METHODOLOGY AND EVALUATION OF ENTREPRENEURSHIP COURSES
Creating a new business is a process. However, there is no magic program that will guarantee you a new successful business. The process is highly stochastic (not all business ideas make it) and iterative (based on what you learn as you proceed, you will likely have to modify your thinking and repeat parts of earlier steps). This paper explores the role of academics in this process, the economic literature related to entrepreneurship education and explains the results obtained in the (virtual) pilot course programme on entrepreneurship, as organised by UNED in the project Cross Border Virtual Entrepreneurship (CBVE): a European Multilateral project under the Lifelong Learning Programme 2007-2013, Subprogramme Erasmus - Cooperation between Universities and Enterprises.
Traditional business programs have come under increased criticism for failing to be relevant to the needs of today’s changing business environment for four main reasons:
•They do not stress the cross-functional complexity of business problems.
•Business school courses are highly structured and do not often pose problems which require novel solutions.

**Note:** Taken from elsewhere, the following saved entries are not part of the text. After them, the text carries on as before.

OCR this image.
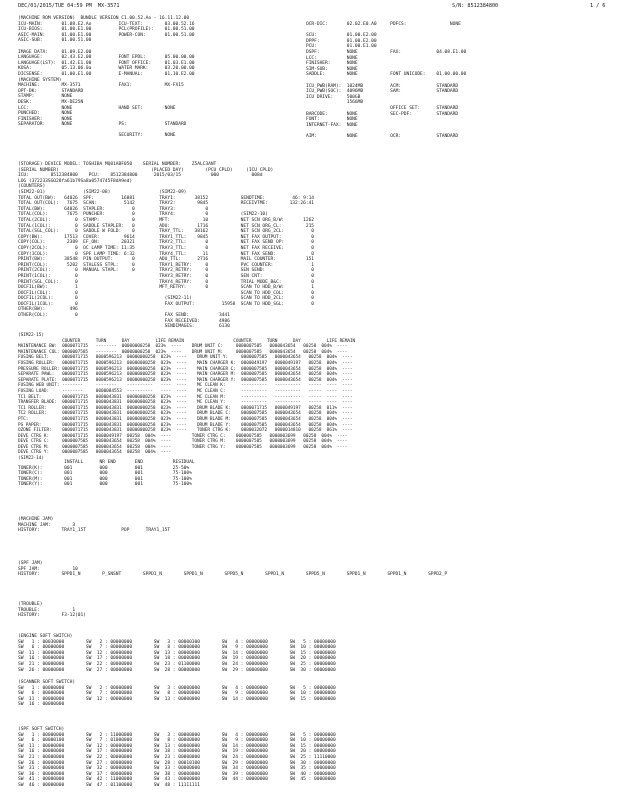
DEC/01/2015/TUE 04:59 PM  MX-3571	S/N: 8512384800	1 / 6
(MACHINE ROM VERSION)  BUNDLE VERSION C1.00.52.Ao - 16.11.12.00
ICU-MAIN:       01.08.E2.Ao          ICU-TEXT:        03.00.52.16
ICU-BIOS:       01.00.E1.00          PCL(PROFILE):    01.00.51.00
ASIC-MAIN:      01.00.E1.00          POWER-CON:       01.00.51.00
ASIC-SUB:       01.00.51.00

IMAGE DATA:     01.09.E2.00
LANGUAGE:       02.43.E2.00          FONT EPDL:       05.00.00.00
LANGUAGE(LST):  01.42.E1.00          FONT OFFICE:     01.03.E1.00
KOSA:           05.13.06.0a          WATER MARK:      03.20.00.00
DICSENSE:       01.00.E1.00          E-MANUAL:        01.10.E2.00
(MACHINE SYSTEM)
MACHINE:        MX-3571              FAX1:            MX-FX15
OPT-DK:         STANDARD
STAMP:          NONE
DESK:           MX-DE25N
LCC:            NONE                 HAND SET:        NONE
PUNCHED:        NONE
FINISHER:       NONE
SEPARATOR:      NONE                 PS:              STANDARD

SECURITY:        NONE
OCR-DIC:       02.02.E0.A0     PDFCS:                NONE

SCU:           01.00.E2.00
DPPF:          01.00.E2.00
PCU:           01.00.E1.00
DSPF:          NONE            FAX:             04.08.E1.00
LCC:           NONE
FINISHER:      NONE
SIM-SUB:       NONE
SADDLE:        NONE            FONT UNICODE:    01.00.00.00

ICU_PWB(RAM):  1024MB          ACM:             STANDARD
ICU_PWB(SOC):  4096MB          SAM:             STANDARD
ICU DRIVE:     500GB
1566MB
OFFICE SET:      STANDARD
BARCODE:       NONE            SEC-PDF:         STANDARD
FONT:          NONE
INTERNET-FAX:  NONE

AIM:           NONE            OCR:             STANDARD
(STORAGE) DEVICE MODEL: TOSHIBA MQ01ABF050    SERIAL NUMBER:    Z5ALC3ANT
(SERIAL NUMBER)                                  (PLACED DAY)        (PCU CPLD)     (ICU CPLD)
ICU:        8512384800    PCU:    8512384800      2015/03/15           000            008d
LOG (372233SGO28fa61b79Sa8a0574745F8dA9ed)
(COUNTERS)
(SIM22-01)              (SIM22-08)                  (SIM22-09)
TOTAL OUT(BW):   64026  SPF:          16881         TRAY1:       38152            SENDTIME:          46: 9:14
TOTAL OUT(COL):   7675  SCAN:          5142         TRAY2:        9845            RECEIVTME:        132:26:41
TOTAL(BW):       64026  STAPLER:          0         TRAY3:           0
TOTAL(COL):       7675  PUNCHER:          0         TRAY4:           0            (SIM22-10)
TOTAL(2COL):         0  STAMP:            0         MFT:            10            NET SCN ORG_B/W:       1262
TOTAL(1COL):         0  SADDLE STAPLER:   0         ADU:          1716            NET SCN ORG_CL:         215
TOTAL(SGL_COL):      0  SADDLE W FOLD:    0         TRAY_TTL:    38162            NET SCN ORG_2CL:          0
COPY(BW):        17513  COVER:         9614         TRAY1_TTL:    9845            NET FAX OUTPUT:           0
COPY(COL):        2389  EF_ON:        20321         TRAY2_TTL:       0            NET FAX SEND OP:          0
COPY(2COL):          0  OC LAMP TIME: 11:35         TRAY3_TTL:       0            NET FAX RECEIVE:          0
COPY(1COL):          0  SPF LAMP TIME: 6:32         TRAY4_TTL:      11            NET FAX SEND:             0
PRINT(BW):       38548  PIN OUTPUT:       0         ADU_TTL:      2716            MAIL COUNTER:           151
PRINT(COL):       5202  STALESS STPL:     0         TRAY1_RETRY:     0            PVC COUNTER:              1
PRINT(2COL):         0  MANUAL STAPL:     0         TRAY2_RETRY:     0            SEN SEND:                 0
PRINT(1COL):         0                              TRAY3_RETRY:     0            SEN CNT:                  0
PRINT(SGL_COL):      0                              TRAY4_RETRY:     0            TRIAL MODE_B&C:           0
DOCFIL(BW):          1                              MFT_RETRY:       0            SCAN TO HDD_B/W:          1
DOCFIL(COL):         0                                                            SCAN TO HDD_COL:          0
DOCFIL(2COL):        0                                (SIM22-11)                  SCAN TO HDD_2CL:          0
DOCFIL(1COL):        0                                FAX OUTPUT:          15958  SCAN TO HDD_SGL:          0
OTHER(BW):         496
OTHER(COL):          0                                FAX SEND:           3441
FAX RECEIVED:       4986
SENDIMAGES:         6130
(SIM22-15)
COUNTER      TURN      DAY          LIFE REMAIN                   COUNTER      TURN      DAY          LIFE REMAIN
MAINTENANCE BW:  0000071715   --------  00000000258  023%  ----    DRUM UNIT C:     0000007585   0000043654   00258  004%  ----
MAINTENANCE COL: 0000007585   --------  00000000258  023%  ----    DRUM UNIT M:     0000007585   0000043654   00258  004%  ----
FUSING BELT:     0000071715   0000596213  00000000258  023%  ----    DRUM UNIT Y:     0000007585   0000043654   00258  004%  ----
FUSING ROLLER:   0000071715   0000596213  00000000258  023%  ----    MAIN CHARGER K:  0000049197   0000049197   00258  004%  ----
PRESSURE ROLLER: 0000071715   0000596213  00000000258  023%  ----    MAIN CHARGER C:  0000007585   0000043654   00258  004%  ----
SEPARATE PAWL:   0000071715   0000596213  00000000258  023%  ----    MAIN CHARGER M:  0000007585   0000043654   00258  004%  ----
SEPARATE PLATE:  0000071715   0000596213  00000000258  023%  ----    MAIN CHARGER Y:  0000007585   0000043654   00258  004%  ----
FUSING WEB UNIT: --------     --------    ----------   ----  ----    MC CLEAN K:      ----------   ----------   -----  ----  ----
FUSING LOAD:     --------     0000084553  ----------   ----  ----    MC CLEAN C:      ----------   ----------   -----  ----  ----
TC1 BELT:        0000071715   0000043831  00000000258  023%  ----    MC CLEAN M:      ----------   ----------   -----  ----  ----
TRANSFER BLADE:  0000071715   0000043831  00000000258  023%  ----    MC CLEAN Y:      ----------   ----------   -----  ----  ----
TC1 ROLLER:      0000071715   0000043831  00000000258  023%  ----    DRUM BLADE K:    0000071715   0000049197   00258  011%  ----
TC2 ROLLER:      0000071715   0000043831  00000000258  023%  ----    DRUM BLADE C:    0000007585   0000043654   00258  004%  ----
PTC:             0000071715   0000043831  00000000258  023%  ----    DRUM BLADE M:    0000007585   0000043654   00258  004%  ----
PS PAPER:        0000071715   0000043831  00000000258  023%  ----    DRUM BLADE Y:    0000007585   0000043654   00258  004%  ----
OZONE FILTER:    0000071715   0000043831  00000000258  023%  ----    TONER CTRG K:    0000032072   0000014810   00258  061%  ----
DEVE CTRG K:     0000071715   0000049197  00258  004%  ----        TONER CTRG C:    0000007585   0000003699   00258  004%  ----
DEVE CTRG C:     0000007585   0000043654  00258  004%  ----        TONER CTRG M:    0000007585   0000003699   00258  004%  ----
DEVE CTRG M:     0000007585   0000043654  00258  004%  ----        TONER CTRG Y:    0000007585   0000003699   00258  004%  ----
DEVE CTRG Y:     0000007585   0000043654  00258  004%  ----
(SIM22-14)
INSTALL      NR END       END           RESIDUAL
TONER(K):        001          000          001           25-50%
TONER(C):        001          000          001           75-100%
TONER(M):        001          000          001           75-100%
TONER(Y):        001          000          001           75-100%
(MACHINE JAM)
MACHINE JAM:        3
HISTORY:        TRAY1_15T             POP      TRAY1_15T
(SPF JAM)
SPF JAM:            10
HISTORY:        SPPD1_N        P_SNSNT        SPPD1_N        SPPD1_N        SPPD5_N        SPPD1_N        SPPD5_N        SPPD1_N        SPPD1_N        SPPD2_P
(TROUBLE)
TROUBLE:            1
HISTORY:        F3-12(01)
(ENGINE SOFT SWITCH)
SW   1 : 00030000        SW   2 : 00000000        SW   3 : 00000300        SW   4 : 00000000        SW   5 : 00000000
SW   6 : 00000000        SW   7 : 00000000        SW   8 : 00000000        SW   9 : 00000000        SW  10 : 00000000
SW  11 : 00000000        SW  12 : 00000000        SW  13 : 00000000        SW  14 : 00000000        SW  15 : 00000000
SW  16 : 00000000        SW  17 : 00000000        SW  18 : 00000000        SW  19 : 00000000        SW  20 : 00000000
SW  21 : 00000000        SW  22 : 00000000        SW  23 : 01100000        SW  24 : 00000000        SW  25 : 00000000
SW  26 : 00000000        SW  27 : 00000000        SW  28 : 00000000        SW  29 : 00000000        SW  30 : 00000000
(SCANNER SOFT SWITCH)
SW   1 : 00000000        SW   2 : 00000000        SW   3 : 00000000        SW   4 : 00000000        SW   5 : 00000000
SW   6 : 00000000        SW   7 : 00000000        SW   8 : 00000000        SW   9 : 00000000        SW  10 : 00000000
SW  11 : 00000000        SW  12 : 00000000        SW  13 : 00000000        SW  14 : 00000000        SW  15 : 00000000
SW  16 : 00000000
(SPF SOFT SWITCH)
SW   1 : 00000000        SW   2 : 11000000        SW   3 : 00000000        SW   4 : 00000000        SW   5 : 00000000
SW   6 : 00000100        SW   7 : 01000000        SW   8 : 00000000        SW   9 : 00000000        SW  10 : 00000000
SW  11 : 00000000        SW  12 : 00000000        SW  13 : 00000000        SW  14 : 00000000        SW  15 : 00000000
SW  16 : 00000000        SW  17 : 00000000        SW  18 : 00000000        SW  19 : 00000000        SW  20 : 00000000
SW  21 : 00000000        SW  22 : 00000000        SW  23 : 00000000        SW  24 : 00000000        SW  25 : 11110000
SW  26 : 00000000        SW  27 : 00000000        SW  28 : 00010100        SW  29 : 00000000        SW  30 : 00000000
SW  31 : 00000000        SW  32 : 00000000        SW  33 : 00000000        SW  34 : 00000000        SW  35 : 00000000
SW  36 : 00000000        SW  37 : 00000000        SW  38 : 00000000        SW  39 : 00000000        SW  40 : 00000000
SW  41 : 00000000        SW  42 : 11000000        SW  43 : 00000000        SW  44 : 00000000        SW  45 : 00000000
SW  46 : 00000000        SW  47 : 01100000        SW  48 : 11111111
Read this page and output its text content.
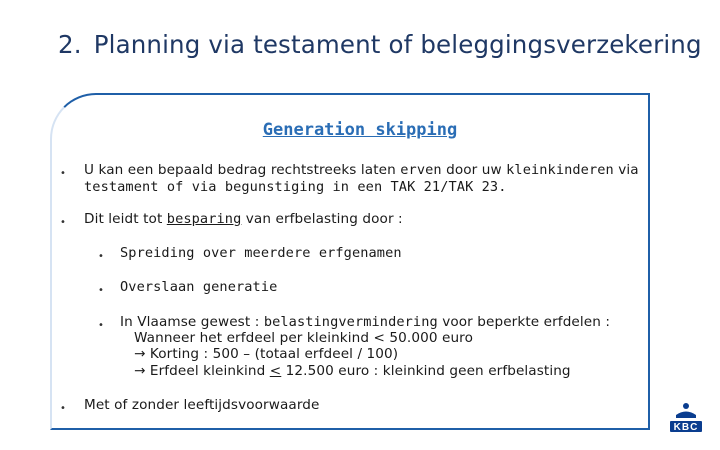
2. Planning via testament of beleggingsverzekering
Generation skipping
• U kan een bepaald bedrag rechtstreeks laten erven door uw kleinkinderen via
testament of via begunstiging in een TAK 21/TAK 23.
• Dit leidt tot besparing van erfbelasting door :
• Spreiding over meerdere erfgenamen
• Overslaan generatie
• In Vlaamse gewest : belastingvermindering voor beperkte erfdelen :
Wanneer het erfdeel per kleinkind < 50.000 euro
→ Korting : 500 – (totaal erfdeel / 100)
→ Erfdeel kleinkind < 12.500 euro : kleinkind geen erfbelasting
• Met of zonder leeftijdsvoorwaarde
KBC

•The lack of creativity and individual thinking required.
•They are not designed to promote creativity, innovation and self-employment.
Entrepreneurship courses are becoming part of the educational offer of universities of the United States and Europe, but this fact does not mean that currently the teaching of entrepreneurship is yet sufficiently integrated in higher education institutions' curricula and that there is consensus on just what exactly entrepreneurship students should be taught.
There are different methodologies, contents and support materials that could be used by entrepreneurship educators to coach students. After analysing the situation in the United States and in Europe, UNED developed its own model for an entrepreneurship course.
The aim was to create a virtual course for business planning, supported by pedagogically-rich master class materials, designed for distance-learning students, and which could guarantee that students would be able to develop entrepreneurial skills, and in some cases competences as well. The course design needed to be different for distance-learning students because of their special (off-campus) features.
Another objective of UNED is to deliver and evaluation report on the final results of the pilot-run virtual business planning. We searched the literature about the evaluation of education and training programmes for new business creation and then develop a model for the evaluation of business creation courses.